There were only small direct effects of the various ET-antagonists used in our study (Tables 1, 2). This indicates that endothelin contributes very little to the maintenance of the systemic vascular tone in anaesthetised turtles but does not rule out the possibility that endothelin may have more pronounced effects in fully recovered animals under various conditions. Because turtles exhibit pronounced cardiovascular changes during the intermittent breathing pattern (Shelton and Burggren, 1979; White et al., 1989; Wang and Hicks, 1996), it is convenient to study the roles of various local factors in anaesthetised animals where autonomic regulation of the cardiovascular system is reduced(Crossley et al., 1998).

The pulmonary vascular conductance of turtles was not affected by ET-1 or any of the ET agonists and antagonists. Thus, the reduction in pul that follows the infusion of ET-1 reflects the systemic vasodilatation that directs blood flows from the undivided ventricle towards the systemic circulation. Therefore, ET-1 induced a significant rise in the right-to-left cardiac shunt(Fig. 3D). The lack of an effect of ET-1 is consistent with the alligator, where only very high dosages affected the pulmonary circulation(Platzack et al., 2002). However, ETB-receptors are abundant in the endothelium of the pulmonary arteries in the lizard Podarcis sicula(De Falco et al., 2002), and isolated rings of the pulmonary artery from turtles constrict in response to ET-1 (Poder et al., 1991). In the mammalian lung, endothelin normally causes vasoconstriction and has been implicated in pulmonary hypertension as well as hypoxic pulmonary vasoconstriction (Goldie et al., 1996a,b; Michael and Markewitz, 1996). Interestingly, in fish gills, the functional analogue to the lungs of tetrapods, ET-1 leads to a marked vasoconstriction that seems to be caused by contraction of the pillar cells in the gill lamellae(Sundin and Nilsson, 1998; Stensløkken et al.,1999). The lack of effects of ET-1 in the turtle lung is consistent with the very small effects of various regulatory peptides and NO in the pulmonary circulation of most reptiles studied so far(Crossley et al., 2000; Platzack et al., 2002; Galli et al., 2005a,b; Skovgaard et al., 2005).

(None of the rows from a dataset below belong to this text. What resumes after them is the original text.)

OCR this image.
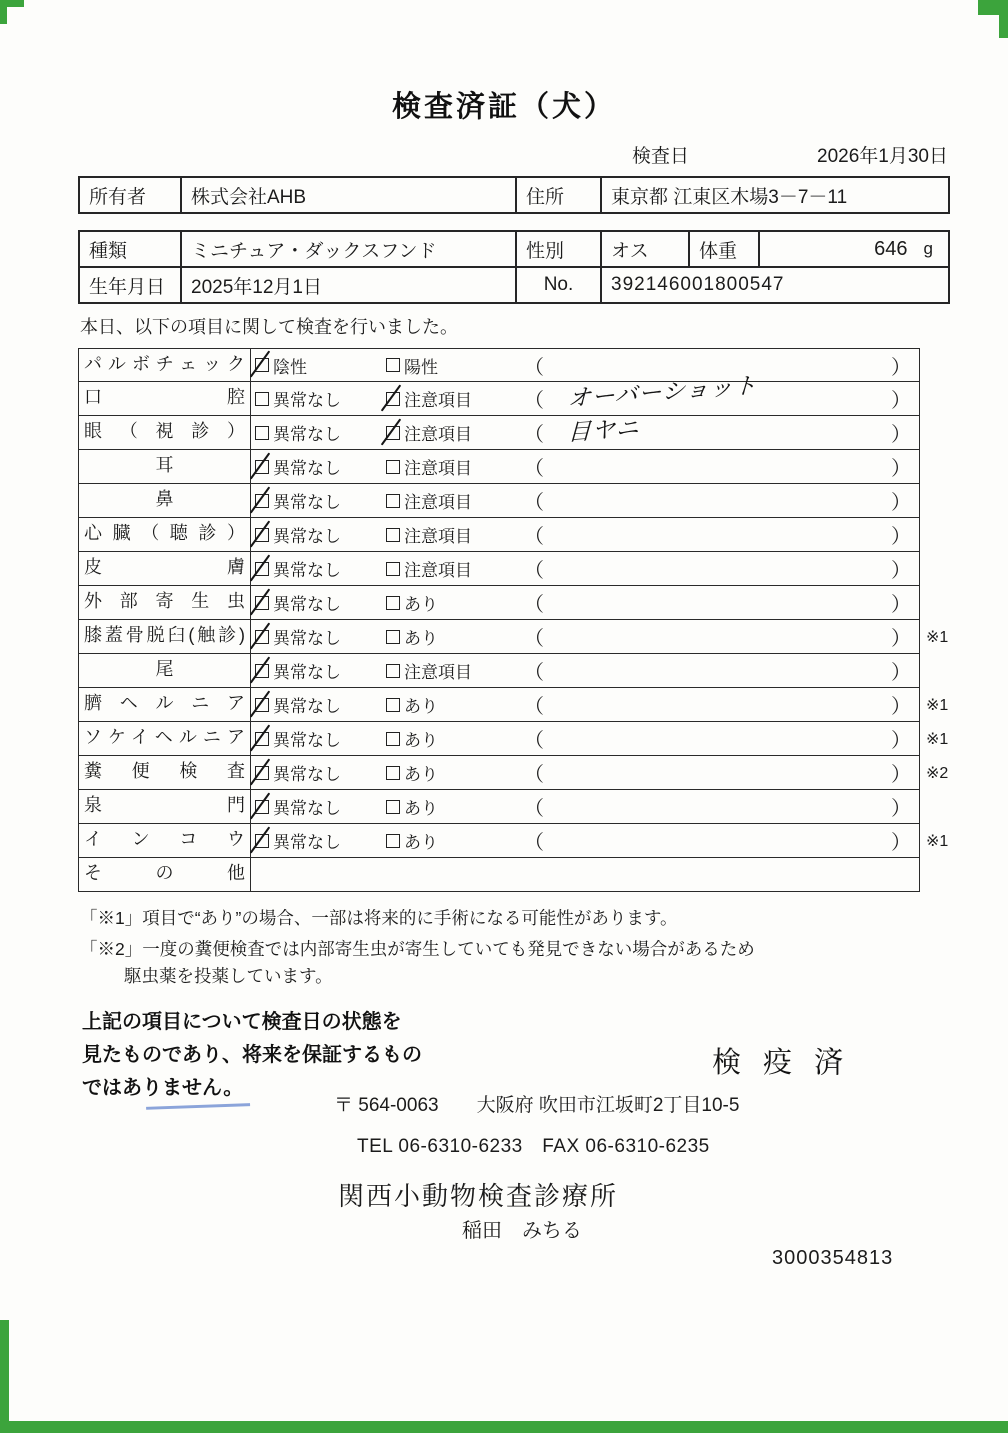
検査済証（犬）
検査日	2026年1月30日
所有者	株式会社AHB	住所	東京都 江東区木場3－7－11
種類	ミニチュア・ダックスフンド	性別	オス	体重	646 g

生年月日	2025年12月1日	No.	392146001800547		
本日、以下の項目に関して検査を行いました。
パルボチェック	陰性	陽性	（	）
口 腔	異常なし	注意項目	（	オーバーショット	）
眼 （ 視 診 ）	異常なし	注意項目	（	目ヤニ	）
耳	異常なし	注意項目	（	）
鼻	異常なし	注意項目	（	）
心 臓 （ 聴 診 ）	異常なし	注意項目	（	）
皮 膚	異常なし	注意項目	（	）
外 部 寄 生 虫	異常なし	あり	（	）
膝蓋骨脱臼(触診)	異常なし	あり	（	） ※1
尾	異常なし	注意項目	（	）
臍 ヘ ル ニ ア	異常なし	あり	（	） ※1
ソケイヘルニア	異常なし	あり	（	） ※1
糞 便 検 査	異常なし	あり	（	） ※2
泉 門	異常なし	あり	（	）
イ ン コ ウ	異常なし	あり	（	） ※1
そ の 他
「※1」項目で“あり”の場合、一部は将来的に手術になる可能性があります。
「※2」一度の糞便検査では内部寄生虫が寄生していても発見できない場合があるため
駆虫薬を投薬しています。
上記の項目について検査日の状態を
見たものであり、将来を保証するもの
ではありません。
検 疫 済
〒 564-0063　　大阪府 吹田市江坂町2丁目10-5
TEL 06-6310-6233　FAX 06-6310-6235
関西小動物検査診療所
稲田　みちる
3000354813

In conclusion, the present study reveals a potentially important role for ET-1 in regulating systemic vascular tone in turtles. However, unlike mammals,but consistent with alligators, the primary role of this endothelium-derived peptide appears to be vasodilatation. In turtles, this response is mediated through stimulation of ETB-receptors, whereas ETA-receptors are of minor importance.

This study was supported by the Danish Research Council, the NOVO Foundation and the National Science Foundation (IBN 01-10322 to D.C.J.).